Saturday, August 11, 2007

life

I was up in San Francisco from August 2-5. Had so much fun. Meet so many cool new people. All the SOS people are so cool. Had some realy cool conversations. It was really cool to be able to hang out with Tia and to talk to her again. I was so sad to leave. For some reason it was harder for me to leave this time, then it was when leaveing MA. Got onto the plane and felt like I was leaving something behind. It was starnge. I had not impact on anyone on the streets. I really didn't talk to them that much. When getting home I felt as if I wasn;t suppost to be back in Ventura. I packed up my car and then headed to FHOV for the week. When walking the prep-for-ministires, I felt like I again shouldn't be there.

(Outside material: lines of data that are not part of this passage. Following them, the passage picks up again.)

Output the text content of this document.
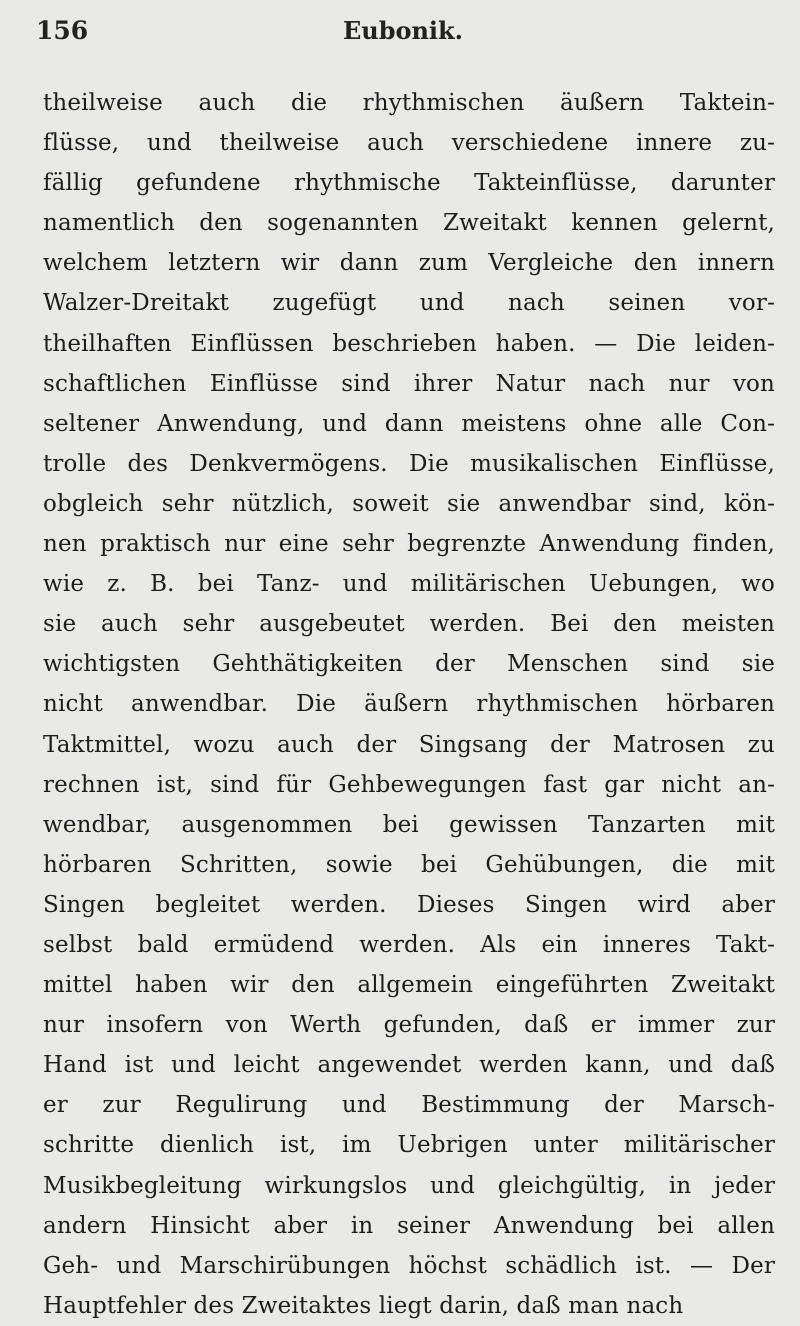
156	Eubonik.
theilweise auch die rhythmischen äußern Taktein-
flüsse, und theilweise auch verschiedene innere zu-
fällig gefundene rhythmische Takteinflüsse, darunter
namentlich den sogenannten Zweitakt kennen gelernt,
welchem letztern wir dann zum Vergleiche den innern
Walzer-Dreitakt zugefügt und nach seinen vor-
theilhaften Einflüssen beschrieben haben. — Die leiden-
schaftlichen Einflüsse sind ihrer Natur nach nur von
seltener Anwendung, und dann meistens ohne alle Con-
trolle des Denkvermögens. Die musikalischen Einflüsse,
obgleich sehr nützlich, soweit sie anwendbar sind, kön-
nen praktisch nur eine sehr begrenzte Anwendung finden,
wie z. B. bei Tanz- und militärischen Uebungen, wo
sie auch sehr ausgebeutet werden. Bei den meisten
wichtigsten Gehthätigkeiten der Menschen sind sie
nicht anwendbar. Die äußern rhythmischen hörbaren
Taktmittel, wozu auch der Singsang der Matrosen zu
rechnen ist, sind für Gehbewegungen fast gar nicht an-
wendbar, ausgenommen bei gewissen Tanzarten mit
hörbaren Schritten, sowie bei Gehübungen, die mit
Singen begleitet werden. Dieses Singen wird aber
selbst bald ermüdend werden. Als ein inneres Takt-
mittel haben wir den allgemein eingeführten Zweitakt
nur insofern von Werth gefunden, daß er immer zur
Hand ist und leicht angewendet werden kann, und daß
er zur Regulirung und Bestimmung der Marsch-
schritte dienlich ist, im Uebrigen unter militärischer
Musikbegleitung wirkungslos und gleichgültig, in jeder
andern Hinsicht aber in seiner Anwendung bei allen
Geh- und Marschirübungen höchst schädlich ist. — Der
Hauptfehler des Zweitaktes liegt darin, daß man nach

That night at chapel, I just broke down for some reason. I wasn't sure why. For the first time in my life I felt like Forrest Home Ojao Valley wasn't my home. It was all just starnge. It made me really start to think, is San Francisco were I am suppost to be? Maybe I should be doing a DTS?
This is what I think, go to VC for a year. Apply for a DTS in San Francisco (not sure which one yet) and see if I get in or not and then see what happens after that. But I have been told by a lot of people that a DTS would be really good for me. And the strange thing is I was praying one day to see what I should be doing in my life, if that was a DTS, going to school for 4 years, going up to Hume for Joshua. With in 2 days I got a call from Justine up at YWAM in San Francisco seeing if I had any questions about a DTS or if I wanted an application. So maybe that is my sign.
I guess I will just have to wait and see.